Traditional video games have always had rare items, currencies, and collectibles, but those assets have historically existed only inside the game’s own database, fully controlled by the publisher. Play-to-earn games took a different approach, using NFTs to make certain in-game items exist on a blockchain instead — a structural change with real consequences for what a player actually holds.
The short answer
Play-to-earn games use NFTs to represent specific in-game assets — characters, items, or land, for example — as unique, tradable tokens that exist on a blockchain rather than solely inside the game’s own servers. Player rewards are typically structured around completing in-game activities, which can then be sold or traded on secondary markets, though the specific mechanics, effort required, and value of those rewards vary enormously from one game to another.

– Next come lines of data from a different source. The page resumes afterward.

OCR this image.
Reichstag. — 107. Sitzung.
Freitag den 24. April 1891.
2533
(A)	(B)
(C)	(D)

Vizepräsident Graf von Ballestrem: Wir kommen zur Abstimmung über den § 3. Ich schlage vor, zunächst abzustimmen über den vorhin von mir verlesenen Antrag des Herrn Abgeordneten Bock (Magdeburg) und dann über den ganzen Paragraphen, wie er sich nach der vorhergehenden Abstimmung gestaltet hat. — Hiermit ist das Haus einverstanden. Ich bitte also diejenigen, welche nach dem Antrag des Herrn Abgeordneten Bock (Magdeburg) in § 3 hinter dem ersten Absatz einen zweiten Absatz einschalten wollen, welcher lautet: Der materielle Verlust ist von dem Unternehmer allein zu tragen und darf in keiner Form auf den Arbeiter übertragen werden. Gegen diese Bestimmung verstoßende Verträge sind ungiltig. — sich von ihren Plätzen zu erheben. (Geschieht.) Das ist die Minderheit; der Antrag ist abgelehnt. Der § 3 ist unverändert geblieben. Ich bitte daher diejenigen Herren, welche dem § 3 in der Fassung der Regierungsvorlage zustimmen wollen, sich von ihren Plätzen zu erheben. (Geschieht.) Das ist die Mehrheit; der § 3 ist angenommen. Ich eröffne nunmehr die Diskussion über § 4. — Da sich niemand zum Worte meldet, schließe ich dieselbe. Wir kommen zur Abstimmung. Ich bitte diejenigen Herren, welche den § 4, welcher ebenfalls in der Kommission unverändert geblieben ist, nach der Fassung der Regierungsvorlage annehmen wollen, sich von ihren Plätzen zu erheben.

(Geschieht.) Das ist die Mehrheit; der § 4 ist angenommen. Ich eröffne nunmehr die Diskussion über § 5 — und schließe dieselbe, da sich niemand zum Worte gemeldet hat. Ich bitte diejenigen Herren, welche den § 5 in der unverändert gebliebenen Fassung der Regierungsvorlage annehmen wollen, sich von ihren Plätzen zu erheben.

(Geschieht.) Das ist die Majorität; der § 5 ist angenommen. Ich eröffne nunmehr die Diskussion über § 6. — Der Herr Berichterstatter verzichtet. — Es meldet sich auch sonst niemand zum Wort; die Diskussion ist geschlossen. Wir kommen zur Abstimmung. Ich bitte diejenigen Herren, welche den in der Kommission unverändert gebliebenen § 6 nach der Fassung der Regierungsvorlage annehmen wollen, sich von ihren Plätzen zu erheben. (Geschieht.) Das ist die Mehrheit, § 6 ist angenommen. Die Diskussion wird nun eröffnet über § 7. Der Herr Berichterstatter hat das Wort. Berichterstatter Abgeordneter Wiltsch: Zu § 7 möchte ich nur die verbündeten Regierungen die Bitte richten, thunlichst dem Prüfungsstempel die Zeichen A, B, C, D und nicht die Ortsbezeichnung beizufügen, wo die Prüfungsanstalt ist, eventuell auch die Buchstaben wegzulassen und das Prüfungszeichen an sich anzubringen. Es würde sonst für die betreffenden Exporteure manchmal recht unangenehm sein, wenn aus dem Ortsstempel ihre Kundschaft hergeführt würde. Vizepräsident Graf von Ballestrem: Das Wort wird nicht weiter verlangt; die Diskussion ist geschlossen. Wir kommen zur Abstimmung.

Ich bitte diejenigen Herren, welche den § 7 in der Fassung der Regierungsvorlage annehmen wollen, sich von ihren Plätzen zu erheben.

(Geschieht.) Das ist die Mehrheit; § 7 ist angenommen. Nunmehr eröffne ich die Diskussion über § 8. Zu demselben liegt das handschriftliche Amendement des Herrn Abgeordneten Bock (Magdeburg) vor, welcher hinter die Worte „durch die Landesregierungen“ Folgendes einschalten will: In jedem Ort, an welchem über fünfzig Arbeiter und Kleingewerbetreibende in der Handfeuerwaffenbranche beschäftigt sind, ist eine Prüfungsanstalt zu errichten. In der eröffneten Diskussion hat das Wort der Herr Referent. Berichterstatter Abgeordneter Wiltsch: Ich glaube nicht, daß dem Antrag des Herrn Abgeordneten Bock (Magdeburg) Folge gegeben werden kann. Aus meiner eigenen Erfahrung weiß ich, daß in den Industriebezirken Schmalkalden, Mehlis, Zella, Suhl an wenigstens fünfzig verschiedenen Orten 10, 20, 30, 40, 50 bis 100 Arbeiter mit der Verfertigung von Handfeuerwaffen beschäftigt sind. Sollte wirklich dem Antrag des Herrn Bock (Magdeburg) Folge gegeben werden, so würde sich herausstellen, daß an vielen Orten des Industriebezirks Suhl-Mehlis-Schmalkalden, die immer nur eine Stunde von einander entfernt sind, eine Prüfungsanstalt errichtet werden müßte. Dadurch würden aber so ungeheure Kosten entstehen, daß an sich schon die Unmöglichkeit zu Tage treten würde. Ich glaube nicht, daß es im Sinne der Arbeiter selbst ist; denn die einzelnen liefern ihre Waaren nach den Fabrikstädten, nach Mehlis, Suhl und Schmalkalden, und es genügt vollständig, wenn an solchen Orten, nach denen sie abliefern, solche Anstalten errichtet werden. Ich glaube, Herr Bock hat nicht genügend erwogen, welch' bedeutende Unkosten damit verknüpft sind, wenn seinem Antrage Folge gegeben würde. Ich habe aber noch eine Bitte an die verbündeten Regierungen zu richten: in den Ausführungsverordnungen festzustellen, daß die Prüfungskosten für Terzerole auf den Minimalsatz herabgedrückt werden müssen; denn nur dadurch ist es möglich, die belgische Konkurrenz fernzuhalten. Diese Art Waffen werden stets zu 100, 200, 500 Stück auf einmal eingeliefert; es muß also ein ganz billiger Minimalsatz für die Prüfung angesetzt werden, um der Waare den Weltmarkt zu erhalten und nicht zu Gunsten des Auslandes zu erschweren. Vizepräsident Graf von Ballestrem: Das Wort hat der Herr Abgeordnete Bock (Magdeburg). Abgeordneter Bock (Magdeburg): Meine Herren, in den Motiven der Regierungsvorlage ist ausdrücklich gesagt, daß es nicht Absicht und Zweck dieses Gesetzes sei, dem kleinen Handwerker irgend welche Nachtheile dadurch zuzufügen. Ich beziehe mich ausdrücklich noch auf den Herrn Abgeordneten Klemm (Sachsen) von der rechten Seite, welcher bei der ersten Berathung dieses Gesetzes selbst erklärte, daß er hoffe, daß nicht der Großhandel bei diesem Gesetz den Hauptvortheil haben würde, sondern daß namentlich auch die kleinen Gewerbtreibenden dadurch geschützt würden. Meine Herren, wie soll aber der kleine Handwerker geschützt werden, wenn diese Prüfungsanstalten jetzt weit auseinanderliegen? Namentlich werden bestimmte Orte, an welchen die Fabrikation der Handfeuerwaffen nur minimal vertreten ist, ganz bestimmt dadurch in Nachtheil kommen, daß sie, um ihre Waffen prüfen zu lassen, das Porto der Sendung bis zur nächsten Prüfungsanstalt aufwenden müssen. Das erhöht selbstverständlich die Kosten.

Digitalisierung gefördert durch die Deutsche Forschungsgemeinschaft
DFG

What makes it an NFT instead of a normal game item
A standard in-game item is just a database entry the publisher controls entirely — it can be altered, deleted, or revoked at any time, and it typically can’t be moved outside the game. An NFT-based item is instead recorded on a blockchain, given a unique identifier, and — depending on the game’s specific architecture — potentially usable, tradable, or verifiable outside that one game’s environment. This is the same underlying concept covered in what a smart contract actually does when an NFT gets minted: the item’s existence and ownership record live on-chain rather than solely in a company’s private database.
How rewards are typically structured
Play-to-earn mechanics generally tie rewards to specific in-game actions — completing tasks, battling, or otherwise progressing — which then generate items or tokens a player can choose to keep, use further in the game, or list for sale. The exact reward structure is entirely up to each game’s design, and it can change significantly if the developer adjusts the game’s economy, which has been a recurring source of frustration in this category when reward rates shift after players have already invested time.
Why “owning” the item is more complicated than it looks
- Ownership of the token isn’t the same as ongoing utility. A player can hold the NFT after a game shuts down or changes, but if the game itself stops functioning, the item may lose its practical use even though the token still technically exists.
- Provenance and authenticity matter. Understanding what provenance means for a digital asset helps clarify why the blockchain record, not the game client, is what actually establishes who holds a given item.
- Terms can change. Some games structure ongoing creator or platform fees into secondary sales, and those terms aren’t always fixed once an NFT is minted, depending on how the underlying contract was written.
The risks specific to this category
Play-to-earn assets carry the same general crypto risks — price volatility, no guarantee of a buyer when it’s time to sell, and the possibility of outright scams dressed up as legitimate games — on top of risks unique to gaming specifically, like a developer abandoning a title or rebalancing the in-game economy in a way that sharply reduces an item’s usefulness. Selling or trading one of these items can also trigger the same kind of tax treatment that applies to NFTs more generally, a detail that’s easy to overlook in a gaming context. None of these assets carry FDIC or SIPC-style protection, and a game’s servers shutting down can leave a technically-still-owned NFT with little practical value.
The takeaway
NFTs give play-to-earn games a way to make in-game assets genuinely player-owned rather than fully publisher-controlled, which is a real structural difference from traditional gaming. That ownership is only as valuable as the game’s continued existence and the market’s interest in trading those specific items, both of which carry meaningful uncertainty.